- Based on: The Soul Collector by Kathleen Kane
- Written by: Joyce Brotman
- Directed by: Michael M. Scott
- Starring: Bruce Greenwood Melissa Gilbert Hilary Duff Ossie Davis Scotty Leavenworth Brent Anderson
- Music by: Dan Foliart
- Country of origin: United States
- Original language: English

Production
- Executive producers: Marian Brayton Anne Carlucci
- Producer: Bill Scott
- Cinematography: Don E. Fauntleroy
- Editor: Andrew London
- Running time: 93 minutes
- Production company: Hearst Entertainment Productions

Original release
- Network: CBS
- Release: October 24, 1999

= The Soul Collector (1999 film) =

The Soul Collector is a 1999 American made-for-television romantic fantasy-drama film directed by Michael M. Scott.

==Plot==
Zach (Bruce Greenwood) is a soul collector: an angel who collects souls to take up to heaven.
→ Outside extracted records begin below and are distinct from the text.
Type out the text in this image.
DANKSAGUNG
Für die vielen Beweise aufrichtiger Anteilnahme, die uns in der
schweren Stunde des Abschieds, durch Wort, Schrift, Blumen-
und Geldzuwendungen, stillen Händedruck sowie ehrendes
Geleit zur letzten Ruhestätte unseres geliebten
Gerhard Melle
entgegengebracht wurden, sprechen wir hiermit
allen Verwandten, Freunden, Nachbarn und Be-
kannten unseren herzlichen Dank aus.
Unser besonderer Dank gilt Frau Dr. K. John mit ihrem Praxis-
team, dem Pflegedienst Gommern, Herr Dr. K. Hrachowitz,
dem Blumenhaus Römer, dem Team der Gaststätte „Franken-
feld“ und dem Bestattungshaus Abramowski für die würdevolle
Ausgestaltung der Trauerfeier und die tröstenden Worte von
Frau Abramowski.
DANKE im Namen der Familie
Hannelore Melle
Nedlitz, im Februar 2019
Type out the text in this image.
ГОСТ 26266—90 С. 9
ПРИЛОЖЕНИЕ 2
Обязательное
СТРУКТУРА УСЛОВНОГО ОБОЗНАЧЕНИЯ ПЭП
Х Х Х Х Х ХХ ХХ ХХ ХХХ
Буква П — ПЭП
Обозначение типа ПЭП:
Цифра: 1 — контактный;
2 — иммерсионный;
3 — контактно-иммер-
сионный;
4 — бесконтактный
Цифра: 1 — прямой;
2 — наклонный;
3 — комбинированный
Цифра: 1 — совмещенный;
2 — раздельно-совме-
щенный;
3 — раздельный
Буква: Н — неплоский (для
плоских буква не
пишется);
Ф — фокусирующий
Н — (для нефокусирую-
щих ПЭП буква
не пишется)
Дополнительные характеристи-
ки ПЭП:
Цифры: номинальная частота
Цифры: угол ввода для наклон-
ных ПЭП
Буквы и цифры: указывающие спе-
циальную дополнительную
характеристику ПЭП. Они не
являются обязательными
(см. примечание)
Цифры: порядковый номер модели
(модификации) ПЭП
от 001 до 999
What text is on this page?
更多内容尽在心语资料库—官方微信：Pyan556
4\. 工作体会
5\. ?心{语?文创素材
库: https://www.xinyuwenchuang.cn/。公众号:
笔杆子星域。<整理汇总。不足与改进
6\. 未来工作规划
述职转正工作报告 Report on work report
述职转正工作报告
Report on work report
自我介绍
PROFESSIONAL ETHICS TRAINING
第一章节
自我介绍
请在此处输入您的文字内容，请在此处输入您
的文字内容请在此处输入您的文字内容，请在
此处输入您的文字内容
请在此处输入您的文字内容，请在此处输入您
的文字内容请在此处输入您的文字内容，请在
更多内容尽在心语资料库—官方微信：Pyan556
He is sent to earth to live as a human for thirty days on a Texas cattle ranch. There, he falls in love with ranch owner Rebecca (Melissa Gilbert), a widowed single mother, and influences the lives of her son and the ranch workers.

==Cast==
- Bruce Greenwood as Zacariah
- Melissa Gilbert as Rebecca
- Hilary Duff as Ellie
- Ossie Davis as Mordecai
- Scotty Leavenworth as Danny
- Brent Anderson as Sam Scott
- Buck Taylor as Charlie
- Clayton Adams as Bartender

==Reception==
OK! summed it up: "An angel (Bruce Greenwood) chooses life on Earth as a human being, falls for a widow and is zapped by the emotions that we weepy mortals take for granted. City of Angels! we hear you cry – true, but this is better."

==DVD release==
Echo Bridge Home Entertainment announced The Soul Collector on DVD.